As I began editing World thirty years ago I was proposing policies regarding poverty-fighting and related issues that became known as “compassionate conservatism.” The magazine reflected that viewpoint. Today, “national conservatism” or “Christian nationalism” has little room for compassion. As World resisted paranoid lines regarding vaccines, masks, and church closings—all part of a big government plot—our resistance became part of a larger conspiracy theory: World had gone woke.

American journalism history has valuable lessons on how to deal with conspiracy mongers. In 1955 wealthy William F. Buckley, Jr. started a magazine, National Review, that invigorated a conservative movement in disarray. Within a few years Buckley as editor had to fight off the John Birch Society, which asserted—among other oddities—that President Dwight Eisenhower was a Communist. Buckley said Birch founder and head Robert Welch inferred “subjective intention from objective consequences”: Because bad things had happened, U.S. policy makers must have intended them to happen.

John Birchers scrutinized book-buying decisions by local librarians and demanded that some books be removed.
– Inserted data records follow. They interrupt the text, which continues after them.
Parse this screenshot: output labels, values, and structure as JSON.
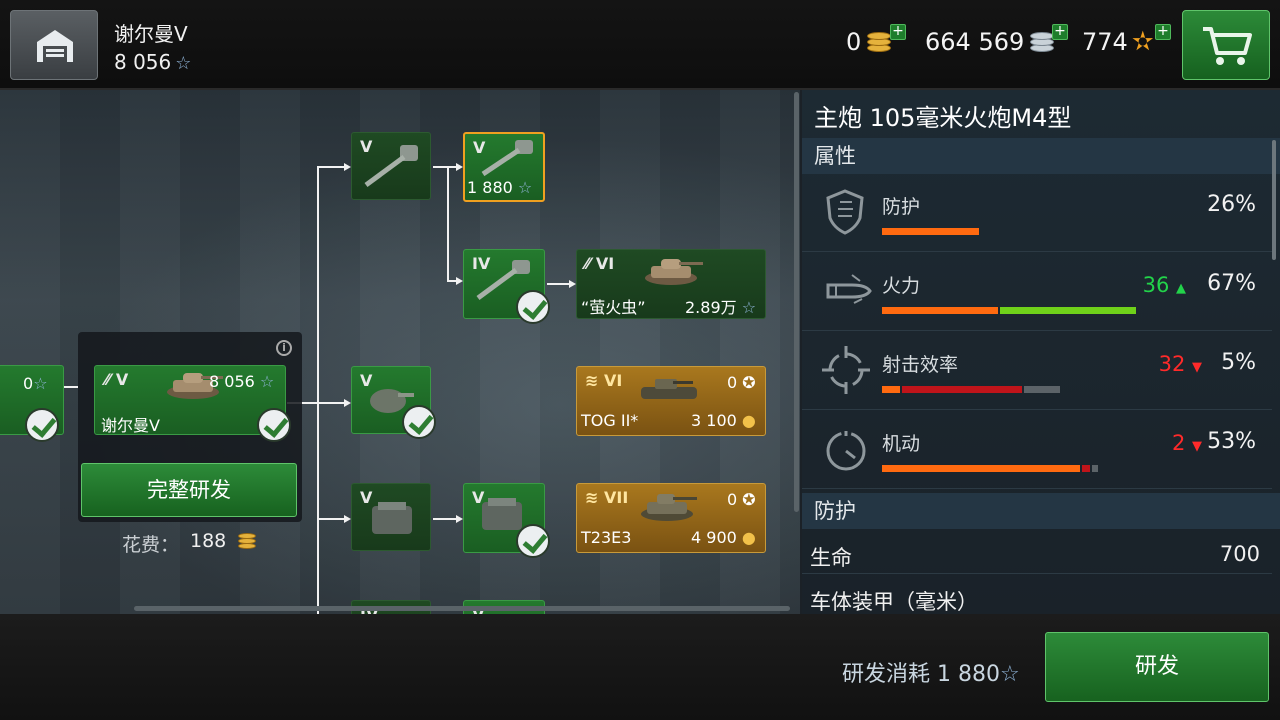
{
  "header": {
    "vehicle_name": "谢尔曼V",
    "vehicle_xp": "8 056",
    "gold": "0",
    "silver": "664 569",
    "free_xp": "774"
  },
  "tree": {
    "prev_xp": "0",
    "current": {
      "tier": "V",
      "name": "谢尔曼V",
      "xp": "8 056"
    },
    "gun_top": {
      "tier": "V"
    },
    "gun_selected": {
      "tier": "V",
      "cost": "1 880"
    },
    "gun_iv": {
      "tier": "IV"
    },
    "firefly": {
      "tier": "VI",
      "name": "“萤火虫”",
      "cost": "2.89万"
    },
    "turret": {
      "tier": "V"
    },
    "tog": {
      "tier": "VI",
      "name": "TOG II*",
      "xp": "0",
      "price": "3 100"
    },
    "engine1": {
      "tier": "V"
    },
    "engine2": {
      "tier": "V"
    },
    "t23": {
      "tier": "VII",
      "name": "T23E3",
      "xp": "0",
      "price": "4 900"
    },
    "bottom_partial_1": "IV",
    "bottom_partial_2": "V",
    "full_research_label": "完整研发",
    "cost_label": "花费：",
    "cost_value": "188"
  },
  "details": {
    "title": "主炮 105毫米火炮M4型",
    "section_attributes": "属性",
    "stats": [
      {
        "label": "防护",
        "value": "26%",
        "delta": "",
        "fraction": 0.26
      },
      {
        "label": "火力",
        "value": "67%",
        "delta": "36",
        "delta_dir": "up",
        "fraction": 0.67
      },
      {
        "label": "射击效率",
        "value": "5%",
        "delta": "32",
        "delta_dir": "down",
        "fraction": 0.05
      },
      {
        "label": "机动",
        "value": "53%",
        "delta": "2",
        "delta_dir": "down",
        "fraction": 0.53
      }
    ],
    "section_protection": "防护",
    "props": [
      {
        "label": "生命",
        "value": "700"
      },
      {
        "label": "车体装甲（毫米）",
        "value": ""
      }
    ]
  },
  "footer": {
    "research_cost_label": "研发消耗 1 880",
    "research_button": "研发"
  },
  "colors": {
    "accent_green": "#2d8b39",
    "selected_border": "#f0a020",
    "bar_orange": "#ff6a10",
    "bar_green": "#6fd11a",
    "bar_red": "#c0141a",
    "delta_up": "#22d34a",
    "delta_down": "#ff2a2a"
  }
}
When National Review opposed the Birch campaign to impeach Earl Warren, the Supreme Court’s chief justice, many subscribers complained. When one donor said he had supported National Review financially and wanted it to support his concerns, Buckley said the magazine was “not for sale.”

Buckley owned the magazine and maintained his emphasis on independence even when the business side, led by publisher Bill Rusher, worried about reader and revenue loss. Rusher said a “substantial fraction” of readers “bled away” during 1962 and 1963. A direct mail campaign flopped as many on the mailing lists sided with the Birchers.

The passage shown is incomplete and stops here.